Калеб вернулся с парой самокруток с марихуаной. Закурил одну из них и предложил мне. Я отрицательно покачала головой, но в душе была благодарна за пряный аромат наркотика. Калеб сделал затяжку.

– Родина, милая родина. В этом доме прошло мое детство. Просперу нравилось подкалывать меня замечаниями о том, что мне никогда не удастся выветрить из своей души, из памяти этот омерзительный застарелый рыбный запах нечистоплотных женщин или запах матери. Ведь она родилась в рыбацкой деревне Коли на самом краю Колабы.

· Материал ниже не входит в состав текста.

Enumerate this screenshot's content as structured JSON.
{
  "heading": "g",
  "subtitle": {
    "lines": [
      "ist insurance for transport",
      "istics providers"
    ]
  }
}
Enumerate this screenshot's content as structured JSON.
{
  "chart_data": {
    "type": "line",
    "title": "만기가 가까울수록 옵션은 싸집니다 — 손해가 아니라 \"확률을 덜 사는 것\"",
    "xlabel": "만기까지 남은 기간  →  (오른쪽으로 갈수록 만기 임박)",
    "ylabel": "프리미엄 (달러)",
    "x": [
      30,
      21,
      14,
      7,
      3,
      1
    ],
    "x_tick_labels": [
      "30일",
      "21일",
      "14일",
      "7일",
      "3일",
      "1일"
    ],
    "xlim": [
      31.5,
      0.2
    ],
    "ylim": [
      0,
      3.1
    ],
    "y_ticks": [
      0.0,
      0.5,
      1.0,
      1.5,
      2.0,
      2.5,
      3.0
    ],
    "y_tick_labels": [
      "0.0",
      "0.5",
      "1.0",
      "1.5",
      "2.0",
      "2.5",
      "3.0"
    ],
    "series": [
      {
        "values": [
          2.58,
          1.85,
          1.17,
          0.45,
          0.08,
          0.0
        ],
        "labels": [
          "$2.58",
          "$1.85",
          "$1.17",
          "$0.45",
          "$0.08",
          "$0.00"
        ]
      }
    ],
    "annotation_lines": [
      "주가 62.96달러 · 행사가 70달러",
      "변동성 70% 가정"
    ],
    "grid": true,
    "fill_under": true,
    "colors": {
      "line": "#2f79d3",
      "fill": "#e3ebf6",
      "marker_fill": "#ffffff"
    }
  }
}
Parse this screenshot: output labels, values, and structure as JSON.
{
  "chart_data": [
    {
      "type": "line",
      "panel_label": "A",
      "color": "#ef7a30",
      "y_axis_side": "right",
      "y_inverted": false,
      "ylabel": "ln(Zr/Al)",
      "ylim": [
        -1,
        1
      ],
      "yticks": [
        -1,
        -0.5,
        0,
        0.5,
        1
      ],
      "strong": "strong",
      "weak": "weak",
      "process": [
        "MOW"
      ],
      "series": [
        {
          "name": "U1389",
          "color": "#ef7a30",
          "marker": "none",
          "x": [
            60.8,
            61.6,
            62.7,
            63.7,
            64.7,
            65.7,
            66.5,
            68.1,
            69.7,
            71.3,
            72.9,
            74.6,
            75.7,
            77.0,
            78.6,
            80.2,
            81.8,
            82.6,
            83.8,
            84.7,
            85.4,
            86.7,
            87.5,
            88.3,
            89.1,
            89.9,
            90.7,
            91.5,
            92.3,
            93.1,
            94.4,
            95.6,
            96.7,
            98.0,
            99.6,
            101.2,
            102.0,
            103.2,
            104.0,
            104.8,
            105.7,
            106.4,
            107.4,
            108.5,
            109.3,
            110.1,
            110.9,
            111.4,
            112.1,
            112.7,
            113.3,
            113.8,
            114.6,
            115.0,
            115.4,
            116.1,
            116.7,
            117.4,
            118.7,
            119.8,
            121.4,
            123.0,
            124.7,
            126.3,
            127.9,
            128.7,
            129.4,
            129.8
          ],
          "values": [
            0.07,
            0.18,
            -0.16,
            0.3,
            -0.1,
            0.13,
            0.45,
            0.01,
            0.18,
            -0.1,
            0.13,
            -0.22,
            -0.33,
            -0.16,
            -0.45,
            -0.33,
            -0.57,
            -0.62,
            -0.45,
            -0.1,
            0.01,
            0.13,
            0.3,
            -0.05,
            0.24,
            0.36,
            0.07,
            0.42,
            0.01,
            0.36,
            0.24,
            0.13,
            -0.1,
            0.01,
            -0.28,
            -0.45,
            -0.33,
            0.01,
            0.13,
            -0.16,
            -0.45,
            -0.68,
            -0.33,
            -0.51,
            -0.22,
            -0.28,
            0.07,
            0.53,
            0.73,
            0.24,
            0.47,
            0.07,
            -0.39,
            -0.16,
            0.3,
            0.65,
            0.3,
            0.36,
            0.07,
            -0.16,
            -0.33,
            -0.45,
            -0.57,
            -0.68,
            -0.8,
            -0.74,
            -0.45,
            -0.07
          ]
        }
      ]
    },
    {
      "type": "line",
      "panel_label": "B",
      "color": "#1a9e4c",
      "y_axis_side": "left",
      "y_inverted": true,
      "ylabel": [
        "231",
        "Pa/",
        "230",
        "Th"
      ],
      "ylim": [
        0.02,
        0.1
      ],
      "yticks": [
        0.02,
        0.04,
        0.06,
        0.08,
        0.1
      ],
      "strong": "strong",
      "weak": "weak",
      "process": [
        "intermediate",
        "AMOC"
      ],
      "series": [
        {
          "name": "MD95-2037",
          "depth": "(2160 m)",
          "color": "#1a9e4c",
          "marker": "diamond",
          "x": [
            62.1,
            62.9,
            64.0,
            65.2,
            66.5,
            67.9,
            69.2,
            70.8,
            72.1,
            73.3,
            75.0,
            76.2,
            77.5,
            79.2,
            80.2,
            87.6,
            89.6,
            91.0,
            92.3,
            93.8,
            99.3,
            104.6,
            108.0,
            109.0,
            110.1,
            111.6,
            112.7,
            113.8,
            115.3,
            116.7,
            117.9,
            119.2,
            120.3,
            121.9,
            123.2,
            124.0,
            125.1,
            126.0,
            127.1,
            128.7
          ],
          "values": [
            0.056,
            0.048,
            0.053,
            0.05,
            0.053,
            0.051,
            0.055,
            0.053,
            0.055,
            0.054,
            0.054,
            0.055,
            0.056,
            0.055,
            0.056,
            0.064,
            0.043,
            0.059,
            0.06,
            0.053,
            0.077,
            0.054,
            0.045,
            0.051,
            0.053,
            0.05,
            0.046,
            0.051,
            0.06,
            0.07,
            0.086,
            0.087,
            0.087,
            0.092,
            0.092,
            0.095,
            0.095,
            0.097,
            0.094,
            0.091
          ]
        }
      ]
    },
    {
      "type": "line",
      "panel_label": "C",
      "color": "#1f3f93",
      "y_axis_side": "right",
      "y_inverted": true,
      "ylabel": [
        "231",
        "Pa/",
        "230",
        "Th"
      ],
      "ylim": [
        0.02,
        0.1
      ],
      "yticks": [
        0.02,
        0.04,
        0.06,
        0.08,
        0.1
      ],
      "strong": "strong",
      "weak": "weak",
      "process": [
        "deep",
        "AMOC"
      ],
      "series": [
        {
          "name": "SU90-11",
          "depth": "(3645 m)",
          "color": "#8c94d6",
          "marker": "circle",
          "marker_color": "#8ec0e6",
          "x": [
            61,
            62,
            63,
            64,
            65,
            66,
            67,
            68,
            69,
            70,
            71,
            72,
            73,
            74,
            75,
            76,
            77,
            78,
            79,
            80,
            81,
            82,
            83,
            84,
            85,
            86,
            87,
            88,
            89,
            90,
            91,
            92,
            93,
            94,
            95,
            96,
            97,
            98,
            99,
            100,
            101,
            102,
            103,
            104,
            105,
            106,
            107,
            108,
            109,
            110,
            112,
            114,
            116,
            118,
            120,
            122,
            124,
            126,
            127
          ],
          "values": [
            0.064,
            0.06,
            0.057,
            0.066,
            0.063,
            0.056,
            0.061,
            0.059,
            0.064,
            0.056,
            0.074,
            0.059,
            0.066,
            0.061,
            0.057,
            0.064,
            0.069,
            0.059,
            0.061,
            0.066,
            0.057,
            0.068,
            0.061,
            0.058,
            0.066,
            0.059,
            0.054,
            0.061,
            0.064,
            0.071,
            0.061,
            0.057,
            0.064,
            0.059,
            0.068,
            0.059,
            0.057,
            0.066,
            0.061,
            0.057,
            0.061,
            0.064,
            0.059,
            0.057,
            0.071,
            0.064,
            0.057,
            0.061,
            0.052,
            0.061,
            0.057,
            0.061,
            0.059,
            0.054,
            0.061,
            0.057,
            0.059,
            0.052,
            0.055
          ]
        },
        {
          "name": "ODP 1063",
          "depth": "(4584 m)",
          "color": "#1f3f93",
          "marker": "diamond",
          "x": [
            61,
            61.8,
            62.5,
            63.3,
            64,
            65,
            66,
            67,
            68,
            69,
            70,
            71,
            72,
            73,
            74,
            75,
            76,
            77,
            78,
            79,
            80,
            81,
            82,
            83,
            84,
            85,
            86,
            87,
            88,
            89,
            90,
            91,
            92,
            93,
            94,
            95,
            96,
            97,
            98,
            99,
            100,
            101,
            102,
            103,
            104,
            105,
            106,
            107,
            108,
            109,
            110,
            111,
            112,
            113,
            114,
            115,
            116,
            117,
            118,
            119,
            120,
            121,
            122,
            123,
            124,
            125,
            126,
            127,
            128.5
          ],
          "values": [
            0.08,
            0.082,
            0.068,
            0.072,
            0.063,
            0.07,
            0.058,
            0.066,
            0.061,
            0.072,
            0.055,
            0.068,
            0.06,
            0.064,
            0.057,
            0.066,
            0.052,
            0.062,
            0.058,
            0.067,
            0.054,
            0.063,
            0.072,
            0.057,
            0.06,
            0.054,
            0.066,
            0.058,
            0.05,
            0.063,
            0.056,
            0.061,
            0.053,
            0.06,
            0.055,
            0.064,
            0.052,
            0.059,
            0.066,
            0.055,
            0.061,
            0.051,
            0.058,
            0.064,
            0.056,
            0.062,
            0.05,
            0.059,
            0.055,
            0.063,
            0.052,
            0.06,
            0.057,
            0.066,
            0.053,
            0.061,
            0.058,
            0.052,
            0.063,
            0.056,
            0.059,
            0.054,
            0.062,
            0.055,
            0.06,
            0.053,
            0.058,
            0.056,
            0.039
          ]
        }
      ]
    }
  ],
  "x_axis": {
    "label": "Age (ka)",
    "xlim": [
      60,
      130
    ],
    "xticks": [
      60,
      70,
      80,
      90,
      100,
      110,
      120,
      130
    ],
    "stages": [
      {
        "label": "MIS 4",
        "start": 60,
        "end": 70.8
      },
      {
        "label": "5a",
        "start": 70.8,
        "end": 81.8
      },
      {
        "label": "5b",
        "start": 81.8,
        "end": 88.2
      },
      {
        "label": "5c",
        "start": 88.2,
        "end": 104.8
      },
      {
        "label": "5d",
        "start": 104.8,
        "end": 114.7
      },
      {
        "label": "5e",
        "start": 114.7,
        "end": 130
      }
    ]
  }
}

– Кто научил вас английскому?

– О, у меня было множество учителей. Когда началась моя дружба с Проспером, он настаивал, чтобы любую свободную минуту я посвящал просмотру старых голливудских фильмов. И вот так я сидел в темноте и повторял за Синатрой: «Покажите мне чувствительного парня, и я скажу вам, вот – настоящий козел». Или за Гленом Фордом в «Гильде»: «Статистика говорит, что в мире больше всего женщин, численностью они уступают разве что насекомым». Но больше всего мне нравился Хичкок: «Некоторым людям лучше быть мертвыми. Как, например, вашей жене и моему отцу». «Незнакомцы в поезде». Проспер порекомендовал мне посмотреть этот фильм. Называл его «новаторской вещью». «Новаторский» – то самое слово, которое выдает в вас оторванное от жизни, совершенно книжное образование.